Opgave
Een hogesnelheidstrein kan de afstand van 850 kilometer tussen München en Hamburg afleggen in 5 uur en 37 minuten.
a) Bereken de gemiddelde snelheid van deze trein op het traject München-Hamburg.
Als de trein bij een snelheid van 250 km/h een noodstop maakt, komt hij pas na 1,8 km tot stilstand. Neem aan dat de trein bij een noodstop eenparig vertraagt.
b) Bereken de vertraging bij een noodstop.

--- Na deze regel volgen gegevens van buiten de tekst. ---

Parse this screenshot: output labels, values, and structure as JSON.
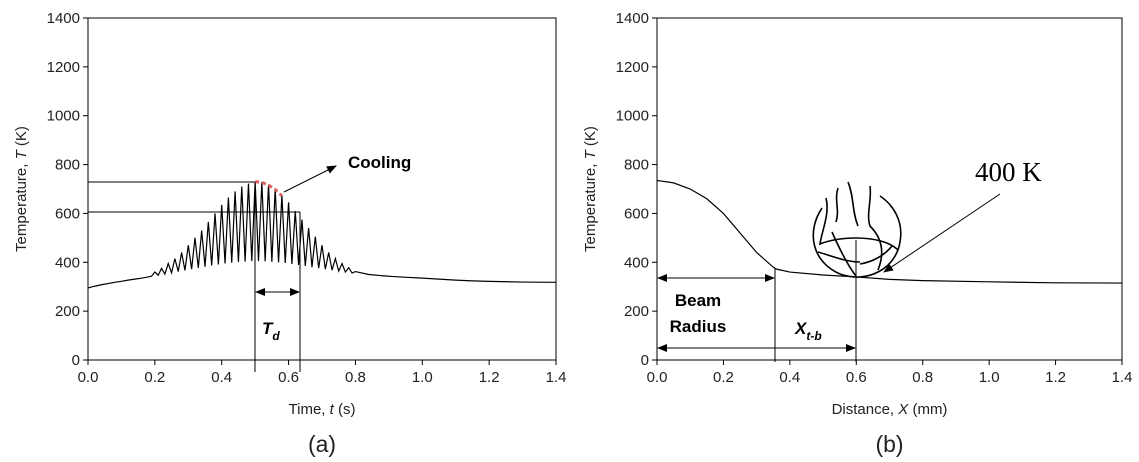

Werner hangt in de trein een ring aan een touwtje. Zolang de trein stilstaat of met een constante snelheid rijdt, hangt het touwtje verticaal naar beneden. Bij het optrekken en afremmen, maakt het touwtje een hoek met de verticaal. Gedurende enige tijd is de uitwijking van de ring in de rijrichting van de trein. Zie figuur 1.
c) Geef voor de situatie van figuur 1 aan of de trein optrekt, afremt of dat dit niet te bepalen is.
Uit de hoek α die het touwtje maakt met de verticaal, is de versnelling of vertraging van de trein te bepalen. Figuur 1 is op schaal. Op de ring werken twee krachten: de zwaartekracht Fz en de spankracht Fs in het touw. De vector Fz is al getekend. De verticale component van Fs heft de zwaartekracht op. De massa van de ring is 92 gram.
d) Bepaal de versnelling of vertraging van de trein.
- Teken daartoe eerst in figuur 1 de spankracht Fs en de resulterende kracht Fres op de ring in de juiste verhouding tot de zwaartekracht.
- Laat alle krachten aangrijpen in het zwaartepunt Z.
Zodra de trein met constante snelheid rijdt, bevestigt Werner het touwtje aan een vast punt P, dat precies boven de rand van een tafel bevindt. Hij laat de ring met een kleine uitwijking slingeren. Het touwtje raakt daarbij telkens de rand van de tafel. In figuur 2 zijn de uiterste standen van de slinger weergegeven. Deze figuur is niet op schaal. De ring slingert in 4,02 s drie keer heen en weer tussen de getekende uiterste standen. De slingerlengte onder de tafel is x. De totale slingerlengte vanaf punt P tot zwaartepunt Z van de ring is 65,0 cm.
e) Bereken x.
Uitwerking vraag (a)
- De trein legt 850 km af in 5 uur en 37 minuten.
- Dit zijn 5·60+37 = 337 minuten, oftewel 20220 seconden.
- Dus de gemiddelde snelheid is 850·1000/20220 = 42 m/s.
Uitwerking vraag (b)
- 250 km/h komt overeen met 250/3,6 = 69,4 m/s.
- De tijd die nodig is om te stoppen wordt gegeven door t = v/a.
- De afstand die in die tijd afgelegd wordt is s = 0,5·a·t2 = 0,5·v2/a.
- Dus omgeschreven is a = 0,5·v2/s = 0,5·69,42/1,8·103 = 1,3 m/s2.
Uitwerking vraag (c)
- De ring zal zijn snelheid willen behouden.
- De trein blijft in dit geval achter bij de ring, want de ring hangt voor op de trein.
- De trein is dus aan het vertragen.
Uitwerking vraag (d)
- De verhouding hoogte:breedte is 10:1
- Deze verhouding is gelijk aan de verhouding zwaartekracht:vertraging, dus a = 0,1·g = 0,1·9,81 = 0,98 m/s2.
Uitwerking vraag (e)
- De slingertijd is 4,02/3 = 1,34 s.
- De tijd van het rechter gedeelte is de halve slingertijd van een slinger met lengte 0,65 m: Trechts = 0,5·2·π·(l/g)1/2 = π·(0,65/9,81)1/2 = 0,81 s.
- De tijd van het linker gedeelte is dus 1,34 - 0,81 = 0,53 s.
- Dit komt overeen met een lengte x van x = g·(Tlinks/π)2 = 9,81·(0,53/π)2 = 0,28 m.